De acordo com o analista da Safras & Mercado, Fernando Iglesias, o cenário internacional obrigou frigoríficos a ajustarem rapidamente suas estratégias de compra de gado.
No início da semana, algumas indústrias em São Paulo voltaram a negociar animais em patamares mais elevados, mas posteriormente retomaram tentativas de aquisição em valores mais baixos, refletindo a instabilidade do mercado.
Conflito no Oriente Médio afeta logística global da carne
Segundo Iglesias, uma das principais preocupações do setor está relacionada aos impactos logísticos no comércio internacional de carne bovina.
O analista destaca que a paralisação no Estreito de Ormuz, uma das rotas marítimas mais importantes do mundo, pode provocar:
- necessidade de reavaliação das rotas de exportação
- aumento do tempo de transporte das cargas no oceano
- elevação de custos logísticos para exportadores
Esse cenário aumenta o nível de incerteza no mercado internacional de proteína animal e repercute diretamente na formação de preços no Brasil.
Preços da arroba registram variações nas principais praças
No mercado físico, os preços da arroba do boi gordo apresentaram movimentos distintos nas principais regiões produtoras do país até 12 de março, na modalidade a prazo.
Cotações do boi gordo:
- São Paulo (Capital): R$ 345,00/@ — queda de 1,43% frente aos R$ 350,00 do fim da semana anterior
- Goiás (Goiânia): R$ 330,00/@ — estável em relação à semana passada
- Minas Gerais (Uberaba): R$ 345,00/@ — sem alteração
- Mato Grosso do Sul (Dourados): R$ 335,00/@ — recuo de 1,47% frente aos R$ 340,00 anteriores
- Mato Grosso (Cuiabá): R$ 340,00/@ — estável
- Rondônia (Vilhena): R$ 310,00/@ — queda de 1,59% ante os R$ 315,00 da semana passada
Em estados como Mato Grosso do Sul, frigoríficos seguem tentando adquirir gado em patamares mais baixos, o que mantém pressão sobre os preços.
Carne bovina perde espaço no consumo interno
No mercado atacadista, os preços da carne bovina registraram acomodação ao longo da semana.
Segundo Fernando Iglesias, nem mesmo a entrada dos salários na economia foi suficiente para estimular novos reajustes nos preços da proteína.
Isso ocorre porque a carne bovina já atingiu patamares elevados para grande parte da população brasileira, especialmente para famílias com renda entre um e dois salários mínimos.
Nesse contexto, muitos consumidores têm priorizado proteínas mais acessíveis, como:
- carne de frango
- embutidos
- ovos
Preços dos cortes bovinos no atacado
Entre os principais cortes comercializados no atacado, foram registrados os seguintes valores:
- Quarto dianteiro: R$ 20,50/kg — queda de 2,38% frente aos R$ 21,00 da semana anterior
- Cortes do traseiro: R$ 27,00/kg — estáveis na comparação semanal
A redução no dianteiro reflete a menor demanda interna por cortes bovinos, principalmente entre consumidores mais sensíveis ao preço.

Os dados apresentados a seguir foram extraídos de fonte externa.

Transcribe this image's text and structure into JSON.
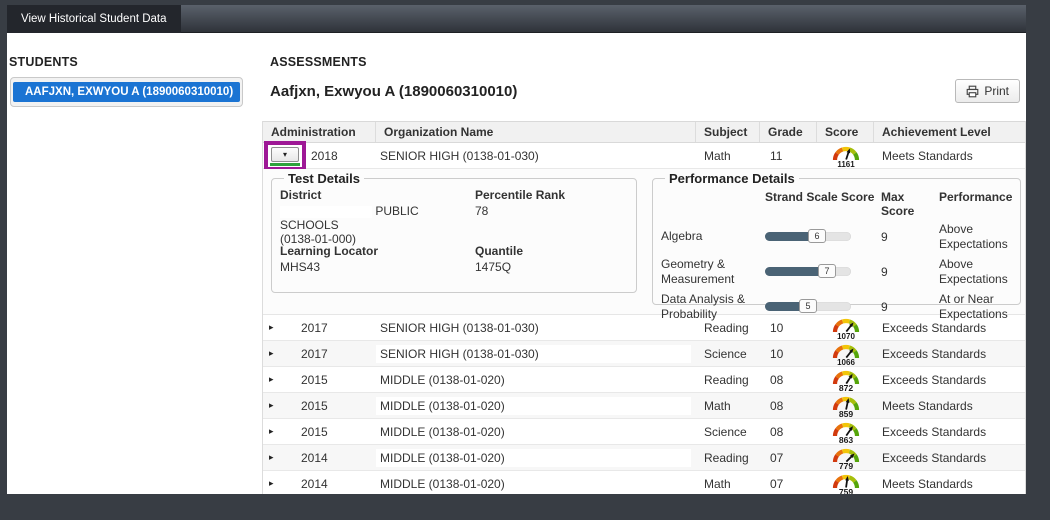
{
  "navbar": {
    "tab_label": "View Historical Student Data"
  },
  "sidebar": {
    "heading": "STUDENTS",
    "students": [
      {
        "label": "AAFJXN, EXWYOU A (1890060310010)",
        "selected": true
      }
    ]
  },
  "main": {
    "heading": "ASSESSMENTS",
    "student_title": "Aafjxn, Exwyou A (1890060310010)",
    "print_label": "Print",
    "table": {
      "columns": [
        "Administration",
        "Organization Name",
        "Subject",
        "Grade",
        "Score",
        "Achievement Level"
      ],
      "rows": [
        {
          "administration": "2018",
          "organization": "SENIOR HIGH (0138-01-030)",
          "subject": "Math",
          "grade": "11",
          "score": "1161",
          "achievement": "Meets Standards",
          "expanded": true,
          "needle_angle": 18
        },
        {
          "administration": "2017",
          "organization": "SENIOR HIGH (0138-01-030)",
          "subject": "Reading",
          "grade": "10",
          "score": "1070",
          "achievement": "Exceeds Standards",
          "expanded": false,
          "needle_angle": 38
        },
        {
          "administration": "2017",
          "organization": "SENIOR HIGH (0138-01-030)",
          "subject": "Science",
          "grade": "10",
          "score": "1066",
          "achievement": "Exceeds Standards",
          "expanded": false,
          "needle_angle": 38
        },
        {
          "administration": "2015",
          "organization": "MIDDLE (0138-01-020)",
          "subject": "Reading",
          "grade": "08",
          "score": "872",
          "achievement": "Exceeds Standards",
          "expanded": false,
          "needle_angle": 33
        },
        {
          "administration": "2015",
          "organization": "MIDDLE (0138-01-020)",
          "subject": "Math",
          "grade": "08",
          "score": "859",
          "achievement": "Meets Standards",
          "expanded": false,
          "needle_angle": 12
        },
        {
          "administration": "2015",
          "organization": "MIDDLE (0138-01-020)",
          "subject": "Science",
          "grade": "08",
          "score": "863",
          "achievement": "Exceeds Standards",
          "expanded": false,
          "needle_angle": 35
        },
        {
          "administration": "2014",
          "organization": "MIDDLE (0138-01-020)",
          "subject": "Reading",
          "grade": "07",
          "score": "779",
          "achievement": "Exceeds Standards",
          "expanded": false,
          "needle_angle": 45
        },
        {
          "administration": "2014",
          "organization": "MIDDLE (0138-01-020)",
          "subject": "Math",
          "grade": "07",
          "score": "759",
          "achievement": "Meets Standards",
          "expanded": false,
          "needle_angle": 8
        }
      ],
      "details": {
        "test_details": {
          "title": "Test Details",
          "district_label": "District",
          "district_value": "PUBLIC SCHOOLS",
          "district_value_line2": "(0138-01-000)",
          "percentile_label": "Percentile Rank",
          "percentile_value": "78",
          "learning_locator_label": "Learning Locator",
          "learning_locator_value": "MHS43",
          "quantile_label": "Quantile",
          "quantile_value": "1475Q"
        },
        "performance_details": {
          "title": "Performance Details",
          "col_scale_score": "Strand Scale Score",
          "col_max_score": "Max Score",
          "col_performance": "Performance",
          "strands": [
            {
              "name": "Algebra",
              "scale_score": 6,
              "max_score": 9,
              "performance": "Above Expectations"
            },
            {
              "name": "Geometry & Measurement",
              "scale_score": 7,
              "max_score": 9,
              "performance": "Above Expectations"
            },
            {
              "name": "Data Analysis & Probability",
              "scale_score": 5,
              "max_score": 9,
              "performance": "At or Near Expectations"
            }
          ]
        }
      }
    }
  },
  "colors": {
    "selected_student_bg": "#1b74d3",
    "annotation_box": "#9e1896",
    "annotation_underline": "#2ea33c",
    "slider_fill": "#4a6375",
    "gauge_segments": [
      "#d23a0e",
      "#e8720c",
      "#f2c60a",
      "#a6bf0b",
      "#55a50a"
    ],
    "gauge_needle": "#111111"
  },
  "icon_names": [
    "print-icon",
    "expand-collapsed-icon",
    "expand-open-icon",
    "score-gauge-icon"
  ]
}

Exportações de carne bovina seguem em alta
Apesar da volatilidade no mercado doméstico, o desempenho das exportações brasileiras de carne bovina segue positivo.
Nos primeiros cinco dias úteis de março, o país registrou:
- US$ 341,193 milhões em receita com exportações
- 59,986 mil toneladas embarcadas
- média diária de 11,997 mil toneladas
A média diária de faturamento foi de US$ 68,238 milhões, com preço médio de US$ 5.687,80 por tonelada.
Desempenho supera resultados de 2025
Na comparação com março de 2025, os dados apontam crescimento relevante no comércio internacional da proteína bovina brasileira:
- Alta de 22,9% no valor médio diário exportado
- Aumento de 5,9% na quantidade média diária embarcada
- Avanço de 16,1% no preço médio da tonelada
Os números foram divulgados pela Secretaria de Comércio Exterior (Secex).
Mercado segue atento ao cenário internacional
Para as próximas semanas, o mercado pecuário brasileiro deve permanecer atento aos desdobramentos do conflito no Oriente Médio, que podem continuar influenciando a logística global e a dinâmica das exportações.
Enquanto isso, o setor segue dividido entre boa demanda externa e consumo doméstico mais restrito, fatores que devem continuar gerando oscilações nos preços da arroba do boi gordo.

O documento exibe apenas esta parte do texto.